The rains kept me this Sunday at home. It was a chance to watch again local television. Or, in my case, there was this change to stumble upon local TV. The program was defiantly pop and regional with a title that is ready to wage war of cultural identities. How can you not not ignore a program that goes by the title, “MagTV na, Oragon.” For those who have not been hiding under the earth, the word “Oragon” has already won the war against the colonialist discourse that had successfully pushed the term to the margin for hundreds of decades. In other words, “oragon” for bad or good has been mainstreamed. The proof is that a major network has just allowed its use.

This act of bringing into the salon of good taste and civility a word that used to belong to the universe of the obscene does not mean the word easily loses its racy and wicked roots. One does not simply utter the word “oragon”; one spews it. In the absence of some labial capacity to underscore the word, a tilt of the head or a rush in the intake of air before “oragon” is needed. In other words, “oragon” is not an ordinary word. It is a trenchant word and when used to herald an identity, it has a verve and wallop that should make any Bikolano sit up, look and listen.
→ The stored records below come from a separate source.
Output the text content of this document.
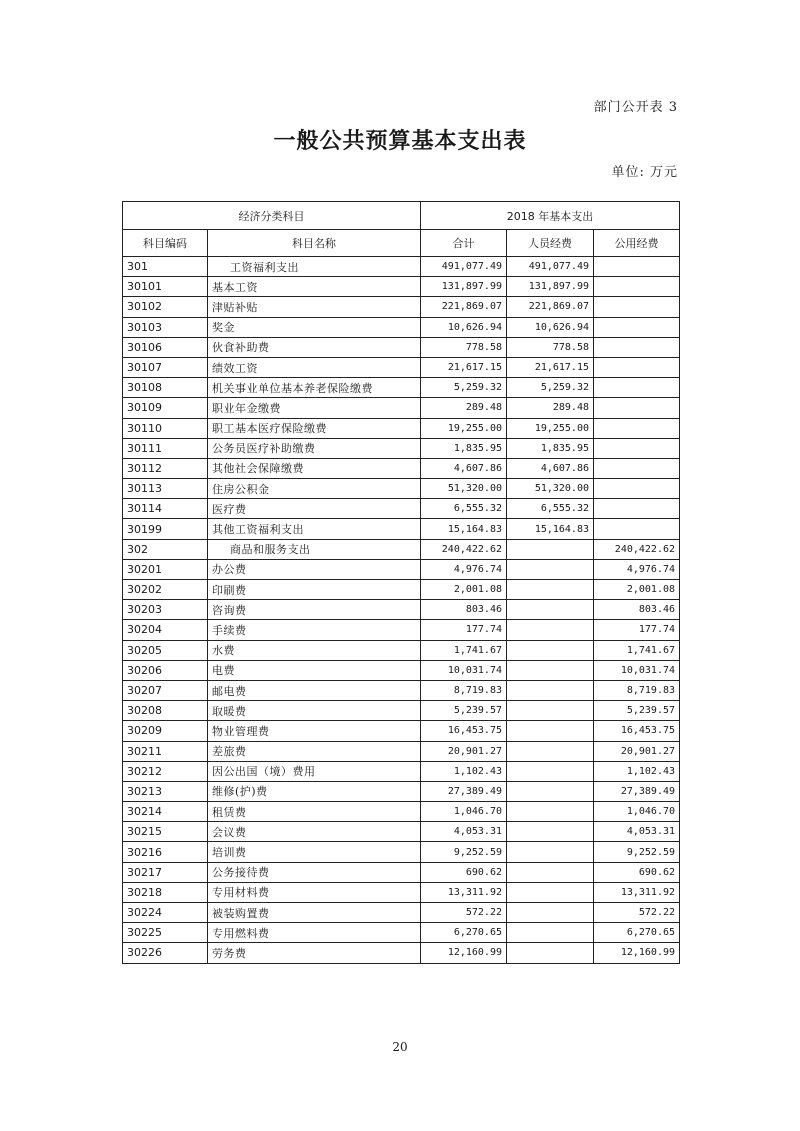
部门公开表 3
一般公共预算基本支出表
单位: 万元
经济分类科目		2018 年基本支出		
科目编码	科目名称	合计	人员经费	公用经费
301	工资福利支出	491,077.49	491,077.49	
30101	基本工资	131,897.99	131,897.99	
30102	津贴补贴	221,869.07	221,869.07	
30103	奖金	10,626.94	10,626.94	
30106	伙食补助费	778.58	778.58	
30107	绩效工资	21,617.15	21,617.15	
30108	机关事业单位基本养老保险缴费	5,259.32	5,259.32	
30109	职业年金缴费	289.48	289.48	
30110	职工基本医疗保险缴费	19,255.00	19,255.00	
30111	公务员医疗补助缴费	1,835.95	1,835.95	
30112	其他社会保障缴费	4,607.86	4,607.86	
30113	住房公积金	51,320.00	51,320.00	
30114	医疗费	6,555.32	6,555.32	
30199	其他工资福利支出	15,164.83	15,164.83	
302	商品和服务支出	240,422.62		240,422.62
30201	办公费	4,976.74		4,976.74
30202	印刷费	2,001.08		2,001.08
30203	咨询费	803.46		803.46
30204	手续费	177.74		177.74
30205	水费	1,741.67		1,741.67
30206	电费	10,031.74		10,031.74
30207	邮电费	8,719.83		8,719.83
30208	取暖费	5,239.57		5,239.57
30209	物业管理费	16,453.75		16,453.75
30211	差旅费	20,901.27		20,901.27
30212	因公出国（境）费用	1,102.43		1,102.43
30213	维修(护)费	27,389.49		27,389.49
30214	租赁费	1,046.70		1,046.70
30215	会议费	4,053.31		4,053.31
30216	培训费	9,252.59		9,252.59
30217	公务接待费	690.62		690.62
30218	专用材料费	13,311.92		13,311.92
30224	被装购置费	572.22		572.22
30225	专用燃料费	6,270.65		6,270.65
30226	劳务费	12,160.99		12,160.99
20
Apparently, the title “Mag TV na” is not a monopoly of ABS-CBN Bikol; in other regions the first three words compose a template designating this morning show. There is “Mag TV na, Atin ito” for Southern Tagalog and other neighboring areas; there is “Mag TV na, Ato ni” for Northern Mindanao area only.” One region, in fact, settles simply for “Mag TV na.” In all the other “Mag TV na” enterprises, there is a laid-back, friendly, almost neutral and elegantly casual tone to the title. Which is appropriate for a morning show.

But in our region, the network has opted to add the word “Oragon.” There are words and there are words. But there are words that open sesame, that creates the world and brings forth existence. And “oragon” is one of those words.
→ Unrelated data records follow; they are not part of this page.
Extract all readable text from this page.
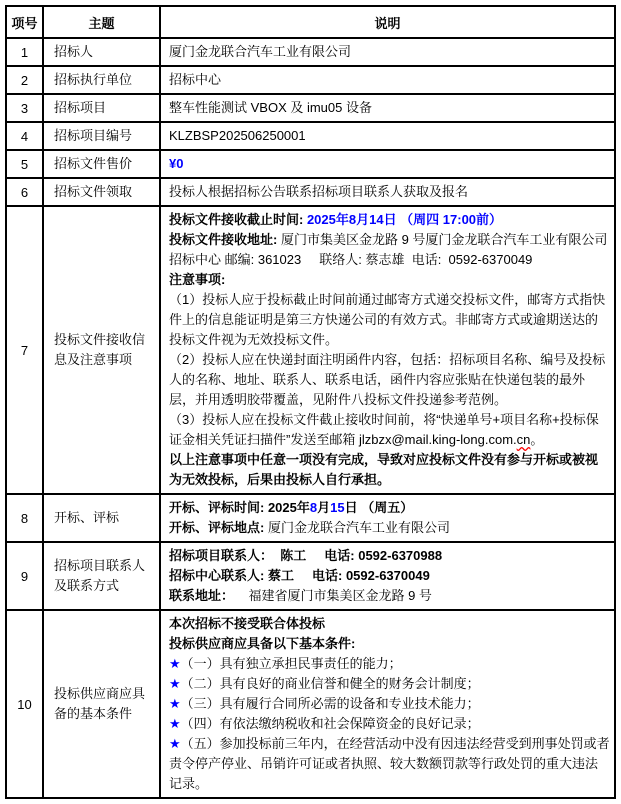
项号	主题	说明
1	招标人	厦门金龙联合汽车工业有限公司

2	招标执行单位	招标中心

3	招标项目	整车性能测试 VBOX 及 imu05 设备

4	招标项目编号	KLZBSP202506250001

5	招标文件售价	¥0

6	招标文件领取	投标人根据招标公告联系招标项目联系人获取及报名

7	投标文件接收信息及注意事项	
投标文件接收截止时间: 2025年8月14日 （周四 17:00前）
投标文件接收地址: 厦门市集美区金龙路 9 号厦门金龙联合汽车工业有限公司招标中心 邮编: 361023     联络人: 蔡志雄  电话:  0592-6370049
注意事项:
（1）投标人应于投标截止时间前通过邮寄方式递交投标文件，邮寄方式指快件上的信息能证明是第三方快递公司的有效方式。非邮寄方式或逾期送达的投标文件视为无效投标文件。
（2）投标人应在快递封面注明函件内容，包括：招标项目名称、编号及投标人的名称、地址、联系人、联系电话，函件内容应张贴在快递包装的最外层，并用透明胶带覆盖，见附件八投标文件投递参考范例。
（3）投标人应在投标文件截止接收时间前，将“快递单号+项目名称+投标保证金相关凭证扫描件”发送至邮箱 jlzbzx@mail.king-long.com.cn。
以上注意事项中任意一项没有完成，导致对应投标文件没有参与开标或被视为无效投标，后果由投标人自行承担。

8	开标、评标	开标、评标时间: 2025年8月15日 （周五）
开标、评标地点: 厦门金龙联合汽车工业有限公司

9	招标项目联系人及联系方式	招标项目联系人：  陈工     电话: 0592-6370988
招标中心联系人: 蔡工     电话: 0592-6370049
联系地址：    福建省厦门市集美区金龙路 9 号

10	投标供应商应具备的基本条件	
本次招标不接受联合体投标
投标供应商应具备以下基本条件:
★（一）具有独立承担民事责任的能力；
★（二）具有良好的商业信誉和健全的财务会计制度；
★（三）具有履行合同所必需的设备和专业技术能力；
★（四）有依法缴纳税收和社会保障资金的良好记录；
★（五）参加投标前三年内，在经营活动中没有因违法经营受到刑事处罚或者责令停产停业、吊销许可证或者执照、较大数额罚款等行政处罚的重大违法记录。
You better be good if you are claiming the space of Oragon. And so it was that I started to sit up and look and listen to this morning program. And here is what I got: a team of hosts who spoke the Bikol language as if they were uttering the Bikol words for the first time. There was the timidity that not only softened the vowel sounds of the Bikolnon words but also made their voices squeaky. The timidity that was put-on was carried into the pronunciation of the words. I do not know them and therefore I assumed they were Manileños learning the language. The cruel scenario is if they are all Bikolanos. Could I say now with profound sadness that they were Bikolanos trying to sound like Manileños speaking Bikolnon? Aha!

And yet no personal sadness is profound enough to warrant non-forgiveness. I can forgive them. My Bikol also does not sound close to Naga Bikol but something that straddles the languor of a Sorsogon dialect and the bold rush of a Ticao inflection. So there.

So I sit up, look and listen then. They were doing a kind of travelogue and the site was Camarines Norte. They were investigating, nah, investigation is giving them too much credit… they were picnicking and along the way they thought of looking into gold panning industry in San Jose, Panganiban. It was hunky-dory trip as they looked at the “pagkakabog,” the subsistence mining act in peripheral communities. Their promenade afforded them a view of that industry where a massive amount of soil is taken from the ground and only for that small hill of earthen deposit to yield a tiny sliver of raw gold. Their walk has taken them to an impoverished village and but no talk of poverty came out of that immersion.